Quebec fue mi ciudad preferida de las que visité en mi viaje por la Costa Este de Canadá. A pesar de que Montreal me sorprendió muy gratamente, y de que Toronto me recordó a mi amado Nueva York, Quebec es sin duda la ciudad que más me gustó de ese viaje.

Es la capital de la Provincia de Quebec y fue fundada en 1608 por Samuel de Champlain como colonia francesa. Su centro histórico conserva parte de las murallas del siglo XVIII, lo que le valió ser declarada Patrimonio de la Humanidad por la Unesco en 1985.

Está situada junto al río San Lorenzo, que forma parte de la frontera natural entre Canadá y Estados Unidos, y es una ciudad puramente francófona, ya que más de un 90% de la población utiliza el francés como primer idioma.

A diferencia de Montreal y Toronto, es una ciudad pequeña, que se puede ver perfectamente en un día (o un día y medio). Sin embargo, mi recomendación es que hagáis al menos dos días completos, para dedicar uno de ellos a visitar las Cataratas de Montmorency y sus alrededores.

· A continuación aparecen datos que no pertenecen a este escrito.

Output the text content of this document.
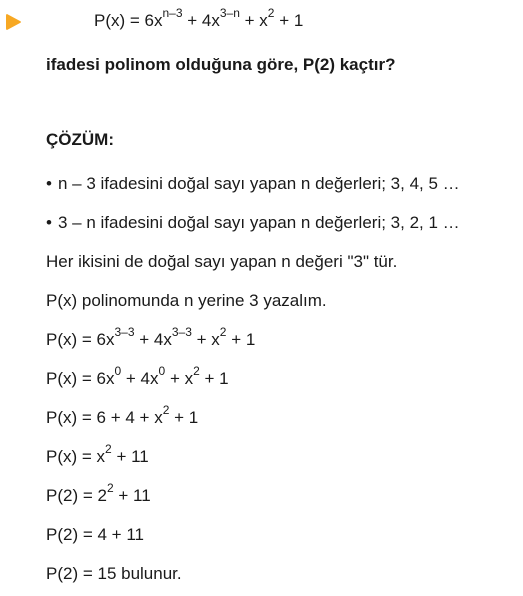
$P(x) = 6x^{n-3} + 4x^{3-n} + x^2 + 1$
ifadesi polinom olduğuna göre, P(2) kaçtır?
ÇÖZÜM:
• n – 3 ifadesini doğal sayı yapan n değerleri; 3, 4, 5 …
• 3 – n ifadesini doğal sayı yapan n değerleri; 3, 2, 1 …
Her ikisini de doğal sayı yapan n değeri "3" tür.
P(x) polinomunda n yerine 3 yazalım.
$P(x) = 6x^{3-3} + 4x^{3-3} + x^2 + 1$
$P(x) = 6x^0 + 4x^0 + x^2 + 1$
$P(x) = 6 + 4 + x^2 + 1$
$P(x) = x^2 + 11$
$P(2) = 2^2 + 11$
P(2) = 4 + 11
P(2) = 15 bulunur.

¿Qué ver en Quebec en 2 días?

Se denomina Vieux Quebec al casco histórico de la ciudad, que se encuentra en el interior de las murallas y se divide en Ciudad Alta y Ciudad Baja.

Haute Ville

Desde la fundación de Quebec, se estableció aquí el centro militar y administrativo de la ciudad, ya que, por su ubicación en la parte alta de Cap Diamant, tenía una posición estratégica para defenderse en caso de ataque. En esta zona se conservan aún las antiguas murallas y las puertas de acceso a la ciudad y está formada por calles estrechas y edificios bajos.

Le Chateau Frontenac

Le Chateau Frontenac desde la Terrasse Dufferin

A pesar de su nombre y de la creencia popular, este hotel nunca fue un castillo, si no que se construyó directamente como un hotel a finales del siglo XIX por la empresa Canadian Pacific Railway, para promover el uso de sus trenes entre las principales ciudades canadienses.

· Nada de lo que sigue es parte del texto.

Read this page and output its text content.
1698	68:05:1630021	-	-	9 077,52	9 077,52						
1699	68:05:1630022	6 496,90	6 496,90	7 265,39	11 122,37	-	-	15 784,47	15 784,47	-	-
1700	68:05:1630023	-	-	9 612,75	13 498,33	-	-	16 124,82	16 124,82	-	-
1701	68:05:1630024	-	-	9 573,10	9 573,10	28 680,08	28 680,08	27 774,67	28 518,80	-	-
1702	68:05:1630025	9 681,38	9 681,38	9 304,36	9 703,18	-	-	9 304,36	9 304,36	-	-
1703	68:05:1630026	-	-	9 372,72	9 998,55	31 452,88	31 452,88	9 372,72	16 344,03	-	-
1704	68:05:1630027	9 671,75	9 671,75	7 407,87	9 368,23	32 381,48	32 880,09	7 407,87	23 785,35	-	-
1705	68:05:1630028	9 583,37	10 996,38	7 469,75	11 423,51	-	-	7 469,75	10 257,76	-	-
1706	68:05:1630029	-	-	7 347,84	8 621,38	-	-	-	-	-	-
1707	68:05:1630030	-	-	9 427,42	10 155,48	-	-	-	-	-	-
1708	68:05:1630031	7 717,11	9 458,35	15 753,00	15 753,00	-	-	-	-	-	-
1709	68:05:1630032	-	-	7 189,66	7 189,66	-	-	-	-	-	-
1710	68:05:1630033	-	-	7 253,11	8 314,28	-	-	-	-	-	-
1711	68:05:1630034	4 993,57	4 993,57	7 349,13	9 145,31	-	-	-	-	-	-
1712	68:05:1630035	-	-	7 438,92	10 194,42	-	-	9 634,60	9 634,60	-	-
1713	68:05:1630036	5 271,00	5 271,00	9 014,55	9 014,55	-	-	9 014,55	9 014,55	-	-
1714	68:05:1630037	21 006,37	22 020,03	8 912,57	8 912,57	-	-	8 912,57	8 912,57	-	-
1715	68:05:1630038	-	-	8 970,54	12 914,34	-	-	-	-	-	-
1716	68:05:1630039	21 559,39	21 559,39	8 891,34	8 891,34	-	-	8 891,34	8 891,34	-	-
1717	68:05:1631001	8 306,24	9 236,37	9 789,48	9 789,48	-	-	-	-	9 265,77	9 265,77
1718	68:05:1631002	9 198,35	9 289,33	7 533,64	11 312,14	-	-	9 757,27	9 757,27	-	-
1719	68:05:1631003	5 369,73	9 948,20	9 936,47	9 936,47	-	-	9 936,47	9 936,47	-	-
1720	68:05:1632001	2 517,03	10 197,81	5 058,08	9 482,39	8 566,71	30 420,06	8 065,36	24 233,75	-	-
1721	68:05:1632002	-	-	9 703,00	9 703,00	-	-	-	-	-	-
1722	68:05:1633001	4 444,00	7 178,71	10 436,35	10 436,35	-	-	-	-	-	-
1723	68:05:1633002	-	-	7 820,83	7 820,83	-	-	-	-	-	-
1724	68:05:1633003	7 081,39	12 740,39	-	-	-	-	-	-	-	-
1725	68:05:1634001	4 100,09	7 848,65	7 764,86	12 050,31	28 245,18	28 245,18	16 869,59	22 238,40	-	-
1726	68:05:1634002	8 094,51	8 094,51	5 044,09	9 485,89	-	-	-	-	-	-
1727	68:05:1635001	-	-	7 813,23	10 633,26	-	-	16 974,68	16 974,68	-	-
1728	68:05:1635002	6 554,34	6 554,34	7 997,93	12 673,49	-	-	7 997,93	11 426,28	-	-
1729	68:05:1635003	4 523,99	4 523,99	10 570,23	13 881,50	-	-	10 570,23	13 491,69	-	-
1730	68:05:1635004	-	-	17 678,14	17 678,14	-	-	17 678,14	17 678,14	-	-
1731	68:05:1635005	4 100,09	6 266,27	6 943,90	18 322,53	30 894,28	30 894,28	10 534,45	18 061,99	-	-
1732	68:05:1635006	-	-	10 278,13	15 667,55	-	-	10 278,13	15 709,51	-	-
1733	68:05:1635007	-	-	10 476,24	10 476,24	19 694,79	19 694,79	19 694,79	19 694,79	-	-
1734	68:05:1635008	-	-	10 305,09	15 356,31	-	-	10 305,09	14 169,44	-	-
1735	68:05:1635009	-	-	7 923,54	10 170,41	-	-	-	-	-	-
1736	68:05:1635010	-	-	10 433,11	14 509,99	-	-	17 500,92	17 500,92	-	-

Su estilo arquitectónico es el característico de los castillos franceses, con tejados empinados, torres circulares o poligonales, buhardillas, etc. Está considerado “el hotel más fotografiado del mundo” y se ha convertido sin duda en un símbolo de la ciudad.

Es un hotel de 4 estrellas y generalmente tiene precios elevados, pero si reservas las habitaciones con tiempo, puedes encontrar una buena oferta. Nosotros nos alojamos aquí por algo menos de 130€ por habitación y por noche. Obviamente no es barato, pero un capricho de vez en cuando no hace daño…

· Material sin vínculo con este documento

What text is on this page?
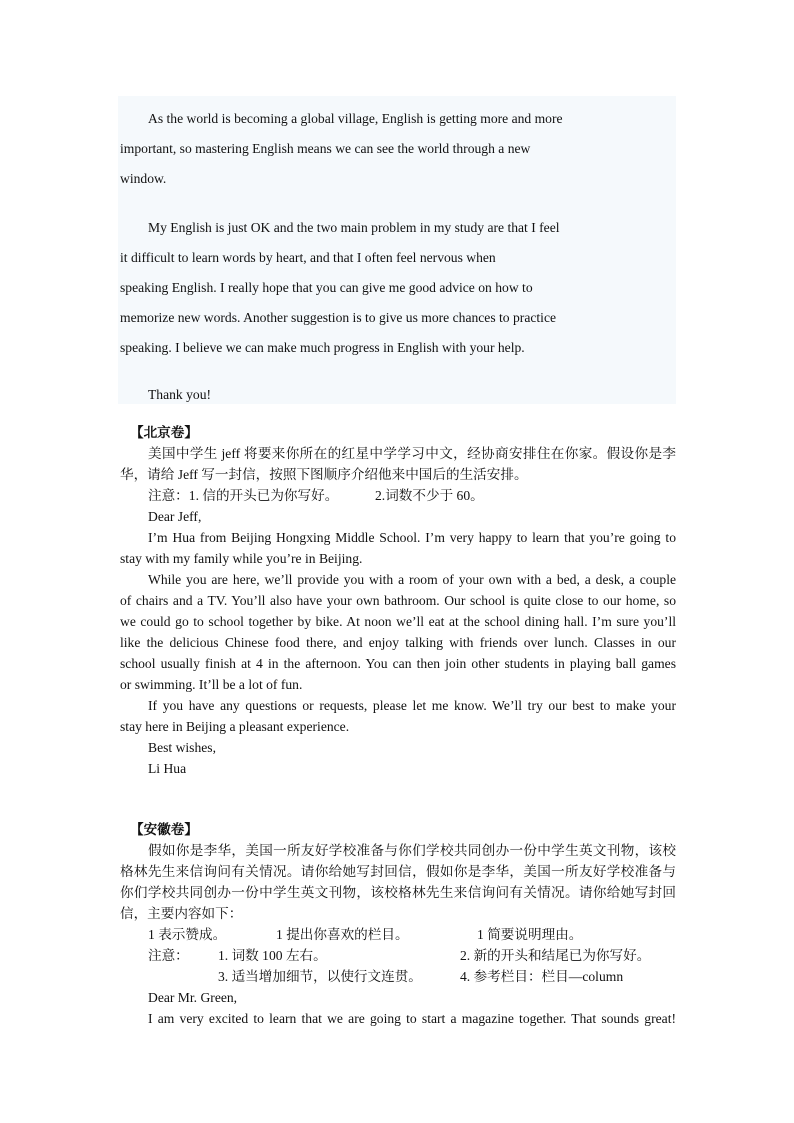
As the world is becoming a global village, English is getting more and more
important, so mastering English means we can see the world through a new
window.
My English is just OK and the two main problem in my study are that I feel
it difficult to learn words by heart, and that I often feel nervous when
speaking English. I really hope that you can give me good advice on how to
memorize new words. Another suggestion is to give us more chances to practice
speaking. I believe we can make much progress in English with your help.
Thank you!
【北京卷】
美国中学生 jeff 将要来你所在的红星中学学习中文，经协商安排住在你家。假设你是李
华，请给 Jeff 写一封信，按照下图顺序介绍他来中国后的生活安排。
注意：1. 信的开头已为你写好。	2.词数不少于 60。
Dear Jeff,
I’m Hua from Beijing Hongxing Middle School. I’m very happy to learn that you’re going to
stay with my family while you’re in Beijing.
While you are here, we’ll provide you with a room of your own with a bed, a desk, a couple
of chairs and a TV. You’ll also have your own bathroom. Our school is quite close to our home, so
we could go to school together by bike. At noon we’ll eat at the school dining hall. I’m sure you’ll
like the delicious Chinese food there, and enjoy talking with friends over lunch. Classes in our
school usually finish at 4 in the afternoon. You can then join other students in playing ball games
or swimming. It’ll be a lot of fun.
If you have any questions or requests, please let me know. We’ll try our best to make your
stay here in Beijing a pleasant experience.
Best wishes,
Li Hua
【安徽卷】
假如你是李华，美国一所友好学校准备与你们学校共同创办一份中学生英文刊物，该校
格林先生来信询问有关情况。请你给她写封回信，假如你是李华，美国一所友好学校准备与
你们学校共同创办一份中学生英文刊物，该校格林先生来信询问有关情况。请你给她写封回
信，主要内容如下：
1 表示赞成。	1 提出你喜欢的栏目。	1 简要说明理由。
注意： 1. 词数 100 左右。	2. 新的开头和结尾已为你写好。
3. 适当增加细节，以使行文连贯。	4. 参考栏目：栏目—column
Dear Mr. Green,
I am very excited to learn that we are going to start a magazine together. That sounds great!
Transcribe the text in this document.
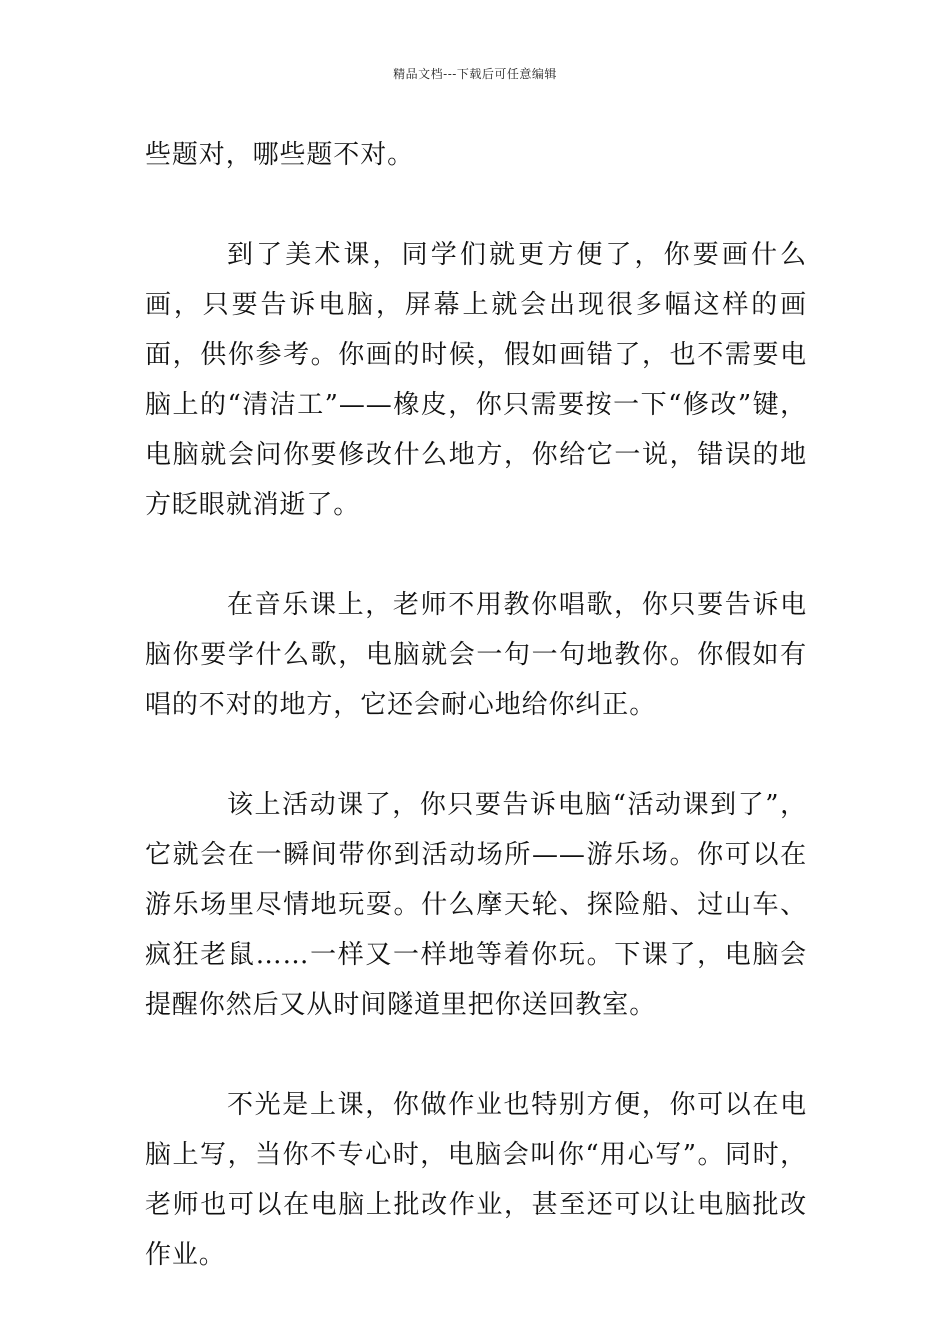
精品文档---下载后可任意编辑

些题对，哪些题不对。

到了美术课，同学们就更方便了，你要画什么画，只要告诉电脑，屏幕上就会出现很多幅这样的画面，供你参考。你画的时候，假如画错了，也不需要电脑上的“清洁工”——橡皮，你只需要按一下“修改”键，电脑就会问你要修改什么地方，你给它一说，错误的地方眨眼就消逝了。

在音乐课上，老师不用教你唱歌，你只要告诉电脑你要学什么歌，电脑就会一句一句地教你。你假如有唱的不对的地方，它还会耐心地给你纠正。

该上活动课了，你只要告诉电脑“活动课到了”，它就会在一瞬间带你到活动场所——游乐场。你可以在游乐场里尽情地玩耍。什么摩天轮、探险船、过山车、疯狂老鼠……一样又一样地等着你玩。下课了，电脑会提醒你然后又从时间隧道里把你送回教室。

不光是上课，你做作业也特别方便，你可以在电脑上写，当你不专心时，电脑会叫你“用心写”。同时，老师也可以在电脑上批改作业，甚至还可以让电脑批改作业。
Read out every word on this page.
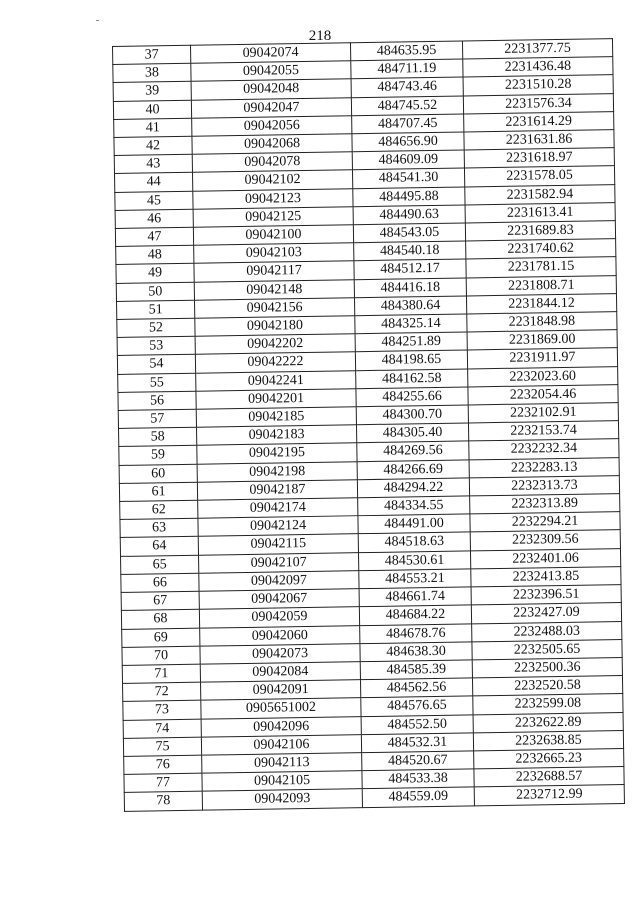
218
37	09042074	484635.95	2231377.75
38	09042055	484711.19	2231436.48
39	09042048	484743.46	2231510.28
40	09042047	484745.52	2231576.34
41	09042056	484707.45	2231614.29
42	09042068	484656.90	2231631.86
43	09042078	484609.09	2231618.97
44	09042102	484541.30	2231578.05
45	09042123	484495.88	2231582.94
46	09042125	484490.63	2231613.41
47	09042100	484543.05	2231689.83
48	09042103	484540.18	2231740.62
49	09042117	484512.17	2231781.15
50	09042148	484416.18	2231808.71
51	09042156	484380.64	2231844.12
52	09042180	484325.14	2231848.98
53	09042202	484251.89	2231869.00
54	09042222	484198.65	2231911.97
55	09042241	484162.58	2232023.60
56	09042201	484255.66	2232054.46
57	09042185	484300.70	2232102.91
58	09042183	484305.40	2232153.74
59	09042195	484269.56	2232232.34
60	09042198	484266.69	2232283.13
61	09042187	484294.22	2232313.73
62	09042174	484334.55	2232313.89
63	09042124	484491.00	2232294.21
64	09042115	484518.63	2232309.56
65	09042107	484530.61	2232401.06
66	09042097	484553.21	2232413.85
67	09042067	484661.74	2232396.51
68	09042059	484684.22	2232427.09
69	09042060	484678.76	2232488.03
70	09042073	484638.30	2232505.65
71	09042084	484585.39	2232500.36
72	09042091	484562.56	2232520.58
73	0905651002	484576.65	2232599.08
74	09042096	484552.50	2232622.89
75	09042106	484532.31	2232638.85
76	09042113	484520.67	2232665.23
77	09042105	484533.38	2232688.57
78	09042093	484559.09	2232712.99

Le Chateau Frontenac desde la Plaçe des Armes

Aunque no te alojes aquí, este hotel es uno de los imprescindibles que hay que ver en Quebec, no sólo los alrededores, si no también el propio hall del hotel.

Como curiosidad, todos los hoteles de la cadena Fairmont en Canadá tienen su propio embajador canino, un perro que vive allí, recibe a los visitantes y los huéspedes le pueden acariciar. El del Fairmont Le Chateau Frontenac se llama Daphnie y os puedo asegurar que es una auténtica monada.

Terrasse Dufferin

Está al lado del Chateau Frontenac y es un lugar perfecto para descansar y contemplar el precioso hotel a un lado, y el río San Lorenzo y la población de Lévis al otro.

Es una amplia pasarela de listones de madera, con algunos cenadores, bancos para sentarse… e incluso una estructura que se utiliza en invierno como tobogán para que la gente alquile trineos y se deslice por la nieve. Desde aquí, se puede bajar en funicular a la Basse Ville.

La Citadelle

Al fondo, las murallas de la Citadelle vistas desde la Terrasse Dufferin

La Citadelle de Quebec se ubica junto a la Puerta de Saint Louis, en la parte más alta de la ciudad, y es la fortificación militar más grande de toda Norteamérica, además del edificio militar más antiguo de Canadá.

Tiene forma estrellada y es una instalación militar que aún está en activo. Es un Sitio Histórico Nacional de Canadá, abre durante todo el año y se pueden hacer visitas guiadas a algunos de los edificios; además, alberga exposiciones temporales dedicadas a la historia militar de Canadá.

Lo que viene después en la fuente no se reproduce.